Politics & Policy

Edward Liddy Is Not the Devil

He's the perfect symbol of the unintended consequences of government "assistance."

I’m willing to bet AIG CEO Edward Liddy has been doing a bit of soul searching this week. Perhaps he’s asking himself what he could have been thinking when, at the age of 63, he came out of a very comfortable, well-deserved retirement to be of service to his country. Or so he thought. Fast forward six months to a crowded Senate chamber where protestors want to string him up in the town square. Not exactly the situation for which he volunteered. 

Liddy, the former head of Allstate, agreed last fall to try to unwind and turn around the disastrously overleveraged American International Group, after the company’s former managers went on what can only be likened to a booze-fueled gambling spree with money it had no hope of repaying. So far the job has been both thankless and penniless.

Without question, Liddy is not the personification of greed, as the weak-minded would have you believe. Rather, he is the perfect symbol of the unintended consequences of government “assistance.”

When the government forked over $165 billion of taxpayer money to AIG last year, it figured, correctly, that it now owned the company. The problem, however, is that the people we’ve elected to run the government can barely manage the books of their own over-leveraged and under-performing organization.

Politicians have a flair for flare, but not for finance. So their first managerial instinct is to lock Liddy’s head and wrists in a revolutionary-era stockade and lash his backside for bonuses he didn’t initiate.

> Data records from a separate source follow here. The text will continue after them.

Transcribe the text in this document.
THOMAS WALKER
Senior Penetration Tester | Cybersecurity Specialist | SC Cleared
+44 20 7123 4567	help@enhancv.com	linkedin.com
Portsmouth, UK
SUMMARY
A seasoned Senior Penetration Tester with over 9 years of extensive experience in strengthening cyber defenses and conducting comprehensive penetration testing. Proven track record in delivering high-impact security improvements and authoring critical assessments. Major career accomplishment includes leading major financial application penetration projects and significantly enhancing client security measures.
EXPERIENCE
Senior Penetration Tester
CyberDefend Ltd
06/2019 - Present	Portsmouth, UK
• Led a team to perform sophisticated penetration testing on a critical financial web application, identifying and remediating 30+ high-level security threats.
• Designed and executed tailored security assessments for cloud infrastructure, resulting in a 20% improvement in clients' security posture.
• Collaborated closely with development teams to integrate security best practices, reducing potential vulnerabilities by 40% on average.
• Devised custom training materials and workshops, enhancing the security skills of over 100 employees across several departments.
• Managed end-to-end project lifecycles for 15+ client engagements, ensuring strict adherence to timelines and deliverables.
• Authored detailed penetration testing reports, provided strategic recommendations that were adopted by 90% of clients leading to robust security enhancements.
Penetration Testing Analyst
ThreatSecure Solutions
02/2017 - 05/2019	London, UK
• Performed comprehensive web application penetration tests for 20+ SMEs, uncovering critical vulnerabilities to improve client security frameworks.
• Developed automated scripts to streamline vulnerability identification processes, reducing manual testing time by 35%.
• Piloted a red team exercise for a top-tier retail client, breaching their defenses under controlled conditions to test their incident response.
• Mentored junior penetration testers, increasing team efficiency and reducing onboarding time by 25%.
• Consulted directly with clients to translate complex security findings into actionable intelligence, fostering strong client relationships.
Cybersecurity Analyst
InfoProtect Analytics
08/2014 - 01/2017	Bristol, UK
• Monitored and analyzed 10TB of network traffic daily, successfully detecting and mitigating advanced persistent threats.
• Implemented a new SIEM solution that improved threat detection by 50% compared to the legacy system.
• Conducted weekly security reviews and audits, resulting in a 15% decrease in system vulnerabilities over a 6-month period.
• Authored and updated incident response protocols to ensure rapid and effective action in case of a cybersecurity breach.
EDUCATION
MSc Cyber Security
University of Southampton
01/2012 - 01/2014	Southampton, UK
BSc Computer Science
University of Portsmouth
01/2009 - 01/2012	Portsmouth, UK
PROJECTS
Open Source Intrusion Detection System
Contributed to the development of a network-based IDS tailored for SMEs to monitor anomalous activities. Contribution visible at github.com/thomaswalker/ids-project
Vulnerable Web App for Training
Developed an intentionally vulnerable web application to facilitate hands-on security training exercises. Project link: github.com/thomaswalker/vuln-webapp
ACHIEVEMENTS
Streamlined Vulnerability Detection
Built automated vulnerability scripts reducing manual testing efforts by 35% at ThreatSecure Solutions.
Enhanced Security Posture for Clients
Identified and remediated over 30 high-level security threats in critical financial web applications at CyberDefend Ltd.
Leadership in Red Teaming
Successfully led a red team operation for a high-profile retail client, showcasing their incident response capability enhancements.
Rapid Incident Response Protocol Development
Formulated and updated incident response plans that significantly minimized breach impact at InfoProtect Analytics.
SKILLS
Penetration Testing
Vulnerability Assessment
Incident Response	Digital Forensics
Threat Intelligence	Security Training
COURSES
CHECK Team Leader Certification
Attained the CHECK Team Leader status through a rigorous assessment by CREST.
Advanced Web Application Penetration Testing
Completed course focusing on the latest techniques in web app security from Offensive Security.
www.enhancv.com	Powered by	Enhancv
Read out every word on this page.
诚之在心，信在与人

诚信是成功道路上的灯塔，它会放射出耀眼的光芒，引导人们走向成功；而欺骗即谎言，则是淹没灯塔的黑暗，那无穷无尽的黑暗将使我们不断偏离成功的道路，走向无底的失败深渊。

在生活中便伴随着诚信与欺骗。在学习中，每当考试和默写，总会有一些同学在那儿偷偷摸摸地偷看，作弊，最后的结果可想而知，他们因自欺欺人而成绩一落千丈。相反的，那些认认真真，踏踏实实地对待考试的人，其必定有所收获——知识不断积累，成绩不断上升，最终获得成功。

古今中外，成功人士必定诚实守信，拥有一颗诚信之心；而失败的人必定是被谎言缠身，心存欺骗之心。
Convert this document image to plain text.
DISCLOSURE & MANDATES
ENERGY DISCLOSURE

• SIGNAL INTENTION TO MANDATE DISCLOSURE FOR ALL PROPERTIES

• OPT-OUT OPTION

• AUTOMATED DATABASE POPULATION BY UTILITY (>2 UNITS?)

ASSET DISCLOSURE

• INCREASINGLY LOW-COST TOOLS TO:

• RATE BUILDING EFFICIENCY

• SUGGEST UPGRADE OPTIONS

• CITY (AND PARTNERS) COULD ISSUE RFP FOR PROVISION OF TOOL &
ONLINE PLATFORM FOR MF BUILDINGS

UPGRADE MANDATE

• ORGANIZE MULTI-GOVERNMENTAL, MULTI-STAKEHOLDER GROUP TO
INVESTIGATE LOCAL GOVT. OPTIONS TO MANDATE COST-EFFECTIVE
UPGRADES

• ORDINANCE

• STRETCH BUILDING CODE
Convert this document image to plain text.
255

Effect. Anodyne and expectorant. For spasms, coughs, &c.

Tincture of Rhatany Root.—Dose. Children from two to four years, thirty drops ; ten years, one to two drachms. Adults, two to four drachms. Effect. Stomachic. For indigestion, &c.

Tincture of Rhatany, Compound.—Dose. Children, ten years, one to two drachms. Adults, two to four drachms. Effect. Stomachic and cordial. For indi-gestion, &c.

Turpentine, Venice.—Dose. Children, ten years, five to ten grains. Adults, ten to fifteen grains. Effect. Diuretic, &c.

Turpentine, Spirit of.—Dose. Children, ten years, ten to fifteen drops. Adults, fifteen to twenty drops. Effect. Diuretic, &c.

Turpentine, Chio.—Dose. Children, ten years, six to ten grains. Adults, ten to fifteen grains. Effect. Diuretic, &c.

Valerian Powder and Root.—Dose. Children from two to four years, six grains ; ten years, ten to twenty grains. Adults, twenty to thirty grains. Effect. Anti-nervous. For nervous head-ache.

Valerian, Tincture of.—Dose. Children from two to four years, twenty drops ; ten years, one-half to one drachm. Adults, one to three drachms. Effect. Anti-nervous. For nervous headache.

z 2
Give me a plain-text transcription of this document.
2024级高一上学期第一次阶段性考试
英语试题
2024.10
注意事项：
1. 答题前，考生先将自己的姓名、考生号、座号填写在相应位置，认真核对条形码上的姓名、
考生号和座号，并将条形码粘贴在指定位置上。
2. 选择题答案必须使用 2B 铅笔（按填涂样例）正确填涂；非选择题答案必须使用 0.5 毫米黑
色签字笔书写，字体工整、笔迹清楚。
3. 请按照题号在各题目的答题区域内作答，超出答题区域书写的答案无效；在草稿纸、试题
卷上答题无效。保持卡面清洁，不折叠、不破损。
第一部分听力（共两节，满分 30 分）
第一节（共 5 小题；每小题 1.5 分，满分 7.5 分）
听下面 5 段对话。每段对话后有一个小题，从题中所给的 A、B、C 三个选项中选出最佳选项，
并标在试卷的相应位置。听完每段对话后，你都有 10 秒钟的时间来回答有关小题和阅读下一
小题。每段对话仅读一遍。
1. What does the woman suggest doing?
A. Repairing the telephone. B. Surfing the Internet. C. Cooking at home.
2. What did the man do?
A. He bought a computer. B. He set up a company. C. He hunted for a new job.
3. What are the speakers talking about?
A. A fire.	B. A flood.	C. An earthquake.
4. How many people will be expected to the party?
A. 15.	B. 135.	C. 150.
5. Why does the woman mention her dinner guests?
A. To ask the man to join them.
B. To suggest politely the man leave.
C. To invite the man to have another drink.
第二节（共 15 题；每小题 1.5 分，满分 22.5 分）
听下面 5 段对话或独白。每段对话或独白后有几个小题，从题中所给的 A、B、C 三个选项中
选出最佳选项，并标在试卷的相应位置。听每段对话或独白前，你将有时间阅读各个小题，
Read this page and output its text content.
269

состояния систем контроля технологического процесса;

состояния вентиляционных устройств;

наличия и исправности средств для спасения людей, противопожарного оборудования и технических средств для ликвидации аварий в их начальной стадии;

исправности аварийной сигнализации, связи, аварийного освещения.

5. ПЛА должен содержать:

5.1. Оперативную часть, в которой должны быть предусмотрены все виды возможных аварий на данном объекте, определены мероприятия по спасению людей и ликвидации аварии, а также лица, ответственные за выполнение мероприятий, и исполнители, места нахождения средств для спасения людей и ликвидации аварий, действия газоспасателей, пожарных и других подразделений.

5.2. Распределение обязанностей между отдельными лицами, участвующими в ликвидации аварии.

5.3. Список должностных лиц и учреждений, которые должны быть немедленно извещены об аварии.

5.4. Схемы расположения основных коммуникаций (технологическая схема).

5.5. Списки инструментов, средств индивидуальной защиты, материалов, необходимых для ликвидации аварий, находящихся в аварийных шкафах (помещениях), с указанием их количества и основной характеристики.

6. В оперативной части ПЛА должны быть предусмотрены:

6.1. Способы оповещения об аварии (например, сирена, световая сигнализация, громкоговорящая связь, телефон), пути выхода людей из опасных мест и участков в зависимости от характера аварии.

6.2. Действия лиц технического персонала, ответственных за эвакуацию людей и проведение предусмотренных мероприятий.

The price of all this theater is TALF.  Quietly across town, while Liddy was taking his public lashings, the Fed’s Term Asset-Backed Securities Loan Facility was trying to get off the ground. The aim of TALF is to use government financing to encourage private hedge funds to buy toxic assets from banks and, oh yes, jolt our financial system out of its coma. It’s a program that has elicited hope from even the most cynical and pessimistic.

But as high-financed, low-profile investors went to set up their TALF accounts, they strolled past Mr. Liddy nailed to his cross, and paused. In Washington, no good deed goes unpunished. Not to mention a good profit. And it doesn’t take a genius to see that doing a deal with the government could land even the most well-intentioned in a humiliating and painful fight for their life.

So when you read this week that the very promising TALF is off to weak start, blame the vilification of Edward Liddy. And then ask if all the government’s good intentions will come to the same disastrous end.

We live in a country that has grown strong and dominant on the rule of free markets, and we cannot depend on the government to solve our problems, no matter how dire they might seem. The government is good at building roads and armies, but not so good at running a lean and profitable business. We should not allow it to try.

In fact, we should keep it far, far away.

– Melissa Francis is the host of CNBC’s The Call and MSNBC’s It’s the Economy.